GreenDao provides an addProtobufEntity method to let you persist protobuf objects directly. Unfortunately I can't find much documentation explaining how to use this feature.
Let's say I'm trying to add a foreign key into my Message entity so I can access its PBSender protobuf entity. Here's my generator code:
// Define the protobuf entity
Entity pbSender = schema.addProtobufEntity(PBSender.class.getSimpleName());
pbSender.addIdProperty().autoincrement();
// Set up a foreign key in the message entity to its pbSender
Property pbSenderFK = message.addLongProperty("pbSenderFK").getProperty();
message.addToOne(pbSender, pbSenderFK, "pbSender");
Unfortunately the generated code doesn't compile because it is trying to access a non-existant getId() method on my PBSender class:
public void setPbSender(PBSender pbSender) {
synchronized (this) {
this.pbSender = pbSender;
pbSenderID = pbSender == null ? null : pbSender.getId();
pbSender__resolvedKey = pbSenderID;
}
}
Can anybody explain how relationships to protocol buffer entities are supposed to be managed?
GreenDao currently only supports Long primary keys. Does my protobuf object need a method to return a unique Long ID for use as a primary key?

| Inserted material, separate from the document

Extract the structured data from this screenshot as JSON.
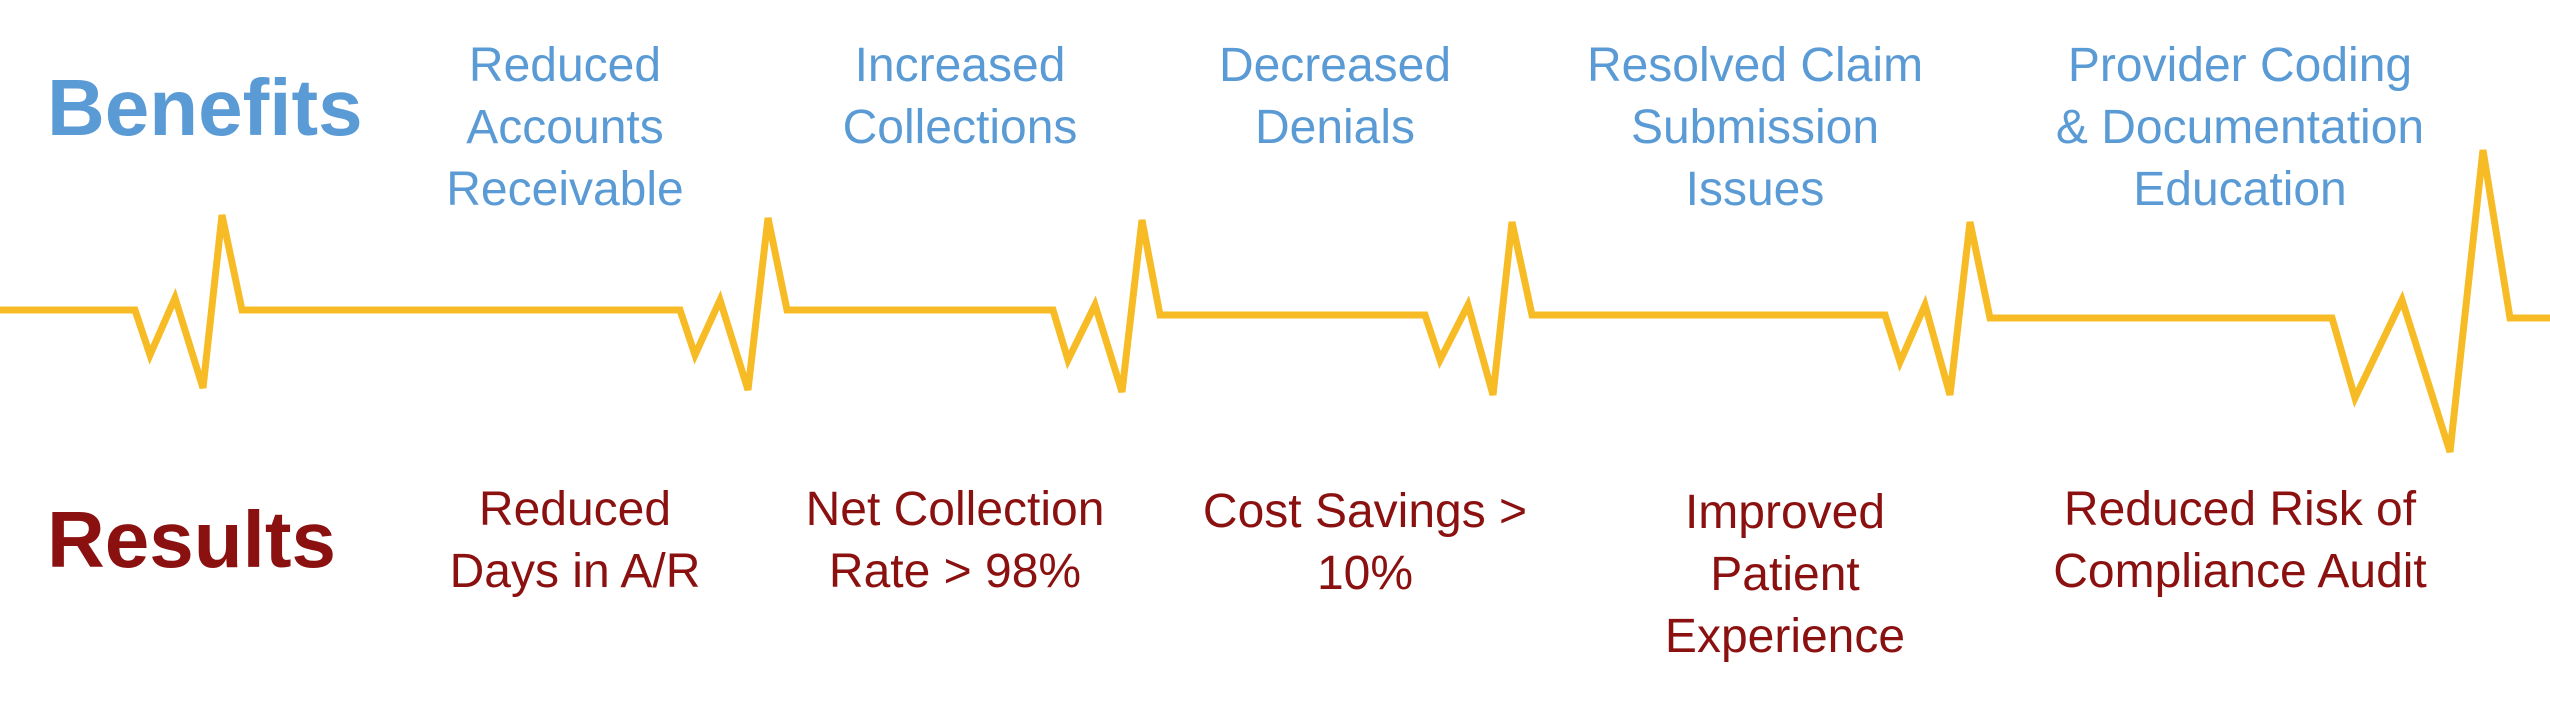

If I remove my autoincremented ID then the generation step fails with this error:
java.lang.RuntimeException: Currently only single FK columns are supported: ToOne 'pbSender' from Message to PBSender
The greenDAO generator Entity source code suggests it currently does not support relations to protocol buffer entities:
public ToMany addToMany(Property[] sourceProperties, Entity target, Property[] targetProperties) {
if (protobuf) {
throw new IllegalStateException("Protobuf entities do not support realtions, currently");
}
ToMany toMany = new ToMany(schema, this, sourceProperties, target, targetProperties);
toManyRelations.add(toMany);
target.incomingToManyRelations.add(toMany);
return toMany;
}
/**
* Adds a to-one relationship to the given target entity using the given given foreign key property (which belongs
* to this entity).
*/
public ToOne addToOne(Entity target, Property fkProperty) {
if (protobuf) {
throw new IllegalStateException("Protobuf entities do not support realtions, currently");
}
Property[] fkProperties = {fkProperty};
ToOne toOne = new ToOne(schema, this, target, fkProperties, true);
toOneRelations.add(toOne);
return toOne;
}
However, I suspect that you could make this work if your Protobuf class contains a unique long ID and a public Long getId() method to return that ID.